What, pray tell, are journalists supposed to do when people report miracles?

This question isn’t as simple as it sounds. For example, here are two statements to compare: (1) Every year, X-number of people are miraculously healed. (2) Every year, X-number of people pray for healing and they say that they have been healed.

Wait, let’s add another: (3) Every year, X-number of people claim they have been healed and doctors report that, in some cases, there is no simple explanation for the changes in their symptoms and health.

OK, that first statement is a statement of faith. The second is a statement of fact, in that it is accurate that these believers said this and that they believe it. This “they believe it” construction is common in news reports about this kind of thing. The third statement, however, involves information from outside sources — a medical journal, perhaps — that in some way support (or at least do not contradict) the faith claim. In other words, this is a belief statement PLUS some additional reporting.

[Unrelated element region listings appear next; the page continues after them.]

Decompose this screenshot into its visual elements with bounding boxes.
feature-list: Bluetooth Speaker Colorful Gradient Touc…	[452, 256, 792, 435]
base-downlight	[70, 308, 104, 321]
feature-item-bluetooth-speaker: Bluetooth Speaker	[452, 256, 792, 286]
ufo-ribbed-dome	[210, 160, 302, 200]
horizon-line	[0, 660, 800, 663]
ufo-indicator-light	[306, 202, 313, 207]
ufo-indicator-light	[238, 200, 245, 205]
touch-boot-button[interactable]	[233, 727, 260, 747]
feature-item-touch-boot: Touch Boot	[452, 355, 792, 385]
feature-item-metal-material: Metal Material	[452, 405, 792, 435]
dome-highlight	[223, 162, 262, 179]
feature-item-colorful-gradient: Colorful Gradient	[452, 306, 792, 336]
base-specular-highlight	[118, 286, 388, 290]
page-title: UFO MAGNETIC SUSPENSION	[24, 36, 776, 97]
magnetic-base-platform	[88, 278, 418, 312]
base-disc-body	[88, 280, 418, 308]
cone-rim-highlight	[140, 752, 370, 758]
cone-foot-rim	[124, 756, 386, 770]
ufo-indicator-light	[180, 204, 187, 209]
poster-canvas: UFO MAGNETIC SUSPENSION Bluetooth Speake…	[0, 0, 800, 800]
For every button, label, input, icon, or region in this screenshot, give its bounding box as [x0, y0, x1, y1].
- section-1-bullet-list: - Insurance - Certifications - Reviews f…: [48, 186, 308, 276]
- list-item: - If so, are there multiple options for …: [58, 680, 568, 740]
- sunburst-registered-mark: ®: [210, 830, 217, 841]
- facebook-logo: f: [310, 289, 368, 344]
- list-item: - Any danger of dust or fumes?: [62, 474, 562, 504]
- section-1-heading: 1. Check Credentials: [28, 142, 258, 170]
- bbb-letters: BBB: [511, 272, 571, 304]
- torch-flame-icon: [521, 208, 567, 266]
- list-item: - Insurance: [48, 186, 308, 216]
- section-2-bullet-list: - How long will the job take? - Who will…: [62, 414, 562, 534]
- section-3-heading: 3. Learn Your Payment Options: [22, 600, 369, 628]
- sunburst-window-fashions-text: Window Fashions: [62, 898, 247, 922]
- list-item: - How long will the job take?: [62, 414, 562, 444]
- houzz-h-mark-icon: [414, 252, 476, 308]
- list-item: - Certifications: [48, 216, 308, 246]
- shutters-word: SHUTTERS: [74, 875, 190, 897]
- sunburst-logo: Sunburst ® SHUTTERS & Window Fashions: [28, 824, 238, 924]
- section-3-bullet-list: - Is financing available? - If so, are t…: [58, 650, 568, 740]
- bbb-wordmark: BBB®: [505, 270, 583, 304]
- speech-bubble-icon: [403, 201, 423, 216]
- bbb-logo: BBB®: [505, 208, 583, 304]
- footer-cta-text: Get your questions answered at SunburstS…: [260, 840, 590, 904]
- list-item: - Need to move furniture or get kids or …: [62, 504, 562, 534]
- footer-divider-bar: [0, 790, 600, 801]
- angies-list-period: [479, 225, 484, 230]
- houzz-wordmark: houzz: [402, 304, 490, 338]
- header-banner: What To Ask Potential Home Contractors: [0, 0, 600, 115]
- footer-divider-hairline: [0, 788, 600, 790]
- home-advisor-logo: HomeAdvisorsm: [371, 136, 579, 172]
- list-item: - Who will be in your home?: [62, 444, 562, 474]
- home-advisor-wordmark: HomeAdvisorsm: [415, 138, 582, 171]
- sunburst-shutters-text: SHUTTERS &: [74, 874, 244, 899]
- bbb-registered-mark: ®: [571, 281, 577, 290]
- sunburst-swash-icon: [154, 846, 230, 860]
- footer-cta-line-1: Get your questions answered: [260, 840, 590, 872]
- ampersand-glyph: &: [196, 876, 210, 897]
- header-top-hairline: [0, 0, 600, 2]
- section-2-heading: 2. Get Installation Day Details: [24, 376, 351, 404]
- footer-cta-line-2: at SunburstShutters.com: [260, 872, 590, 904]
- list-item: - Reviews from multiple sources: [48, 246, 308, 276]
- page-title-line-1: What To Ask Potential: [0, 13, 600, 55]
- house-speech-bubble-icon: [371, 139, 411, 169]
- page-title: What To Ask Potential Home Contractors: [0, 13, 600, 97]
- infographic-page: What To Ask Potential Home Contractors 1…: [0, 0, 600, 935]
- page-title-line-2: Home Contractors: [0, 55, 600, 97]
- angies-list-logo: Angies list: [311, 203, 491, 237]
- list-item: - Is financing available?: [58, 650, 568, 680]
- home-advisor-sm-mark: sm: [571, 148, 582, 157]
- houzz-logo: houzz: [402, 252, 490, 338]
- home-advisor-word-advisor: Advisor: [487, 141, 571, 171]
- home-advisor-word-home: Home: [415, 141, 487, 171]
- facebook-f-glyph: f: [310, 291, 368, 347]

Personally, I appreciate news reports that include this third stage (such as reports about Vatican investigations of healing claims when an intercessor is being considered for designation as a saint).

This brings me to a recent Associated Press report about the annual Holy Fire rite at Jerusalem’s most important ancient Christian sanctuary. Here is the overture (and pay attention to the final statement):

JERUSALEM -- Israel is working with foreign governments and Orthodox Christian leaders in the Holy Land to make sure that one of their most ancient and mysterious rituals — the Holy Fire ceremony — is not extinguished by the coronavirus outbreak, officials said. …

Each year, thousands of worshippers flock to Jerusalem's Old City and pack into the Church of the Holy Sepulcher — built on the site where Christian tradition holds that Jesus was crucified, buried and resurrected — for the pre-Easter ceremony.

Top Eastern Orthodox clerics enter the Edicule, the small chamber marking the site of Jesus’ tomb, and exit with candles said to be miraculously lit with “holy fire” as a message to the faithful. Details of the flame’s source are a closely guarded secret.

Note the double statement of authority for the authenticity of this rite and miracle claim. First there is a simple “said to be” structure, which is the safe type (2) form discussed above.

But what comes next, with “are” and the “closely guarded secret” language?